Lord David Frost said today that the future of Northern Ireland is “so fundamental to getting this relationship right”.
“The issues around the protocol are central to the tensions between us,” he said.
“I don’t think we will get onto a new positive footing unless we find a new solution to this problem, which Northern Ireland can work with, which the EU can work with and the UK can work with.”
Northern Ireland still follows the EU’s customs union and single market rules, unlike the rest of the UK, meaning there are checks on some goods crossing the Irish Sea.
The checks are designed to ensure that goods which do not meet certain specifications do not enter the EU’s single market through the backdoor.
Boris Johnson and Frost argue that the EU is being too stringent in its border checks regime and that it is harming the local economy and putting peace at risk.

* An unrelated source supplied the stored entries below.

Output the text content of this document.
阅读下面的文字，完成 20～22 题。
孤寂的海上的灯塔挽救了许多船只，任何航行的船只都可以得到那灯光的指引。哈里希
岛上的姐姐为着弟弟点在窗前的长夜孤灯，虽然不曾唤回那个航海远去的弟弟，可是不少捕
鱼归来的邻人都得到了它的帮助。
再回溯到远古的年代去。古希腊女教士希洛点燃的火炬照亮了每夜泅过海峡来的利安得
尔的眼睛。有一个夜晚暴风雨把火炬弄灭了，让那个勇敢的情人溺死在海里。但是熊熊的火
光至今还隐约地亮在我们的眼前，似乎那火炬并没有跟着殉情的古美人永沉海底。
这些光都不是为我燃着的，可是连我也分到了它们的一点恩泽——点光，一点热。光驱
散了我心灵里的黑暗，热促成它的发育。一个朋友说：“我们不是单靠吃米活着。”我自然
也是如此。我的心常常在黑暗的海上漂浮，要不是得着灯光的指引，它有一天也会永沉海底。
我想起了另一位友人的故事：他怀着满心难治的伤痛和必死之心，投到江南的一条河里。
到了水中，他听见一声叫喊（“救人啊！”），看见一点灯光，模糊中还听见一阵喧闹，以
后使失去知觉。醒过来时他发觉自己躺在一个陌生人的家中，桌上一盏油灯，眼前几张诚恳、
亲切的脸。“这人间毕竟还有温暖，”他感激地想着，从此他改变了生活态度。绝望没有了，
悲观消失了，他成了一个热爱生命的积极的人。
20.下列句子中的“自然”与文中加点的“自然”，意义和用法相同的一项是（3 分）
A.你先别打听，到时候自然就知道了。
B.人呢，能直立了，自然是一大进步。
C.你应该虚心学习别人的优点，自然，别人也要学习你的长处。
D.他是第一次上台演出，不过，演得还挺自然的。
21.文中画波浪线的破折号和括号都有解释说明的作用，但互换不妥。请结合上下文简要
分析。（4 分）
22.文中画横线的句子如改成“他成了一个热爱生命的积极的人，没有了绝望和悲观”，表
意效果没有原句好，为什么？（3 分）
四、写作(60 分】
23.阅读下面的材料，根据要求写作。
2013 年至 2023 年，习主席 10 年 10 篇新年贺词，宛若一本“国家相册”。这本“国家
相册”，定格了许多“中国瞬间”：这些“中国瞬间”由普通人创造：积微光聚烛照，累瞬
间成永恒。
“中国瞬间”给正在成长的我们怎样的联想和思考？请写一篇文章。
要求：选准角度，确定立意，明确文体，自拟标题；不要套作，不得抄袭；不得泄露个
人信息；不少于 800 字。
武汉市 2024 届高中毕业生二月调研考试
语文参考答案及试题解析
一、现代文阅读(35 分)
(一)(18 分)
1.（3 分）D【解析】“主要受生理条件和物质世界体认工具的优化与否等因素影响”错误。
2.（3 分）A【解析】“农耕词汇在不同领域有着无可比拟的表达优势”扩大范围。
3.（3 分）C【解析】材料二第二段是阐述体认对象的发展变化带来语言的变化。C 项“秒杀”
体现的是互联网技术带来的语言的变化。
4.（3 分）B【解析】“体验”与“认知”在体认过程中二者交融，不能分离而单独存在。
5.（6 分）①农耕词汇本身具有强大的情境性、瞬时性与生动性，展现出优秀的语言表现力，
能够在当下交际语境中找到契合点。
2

Brussels argues that it is implementing the protocol to the letter of the law.
Frost said today at a Policy Exchange event that he expected the protocol would be applied more pragmatically by the EU while he was negotiating the Brexit Withdrawal Agreement.
“We did believe the very fact we were agreeing to a special set of arrangements in a delicate political situation that we expected them to be applied with pragmatism in the wider interest,” he said.
“I don’t think it’s a naïve [expectation]
“It is a pity that the EU is reverting to type on this, if that’s what’s happening.”
The so-called border in the Irish Sea that the protocol created has sparked anger from some sections of the Northern Irish community, with violent rioting earlier this year partly blamed on the post-Brexit arrangements.
It has also led to two Democratic Unionist Party (DUP) leaders being ousted in the last two months.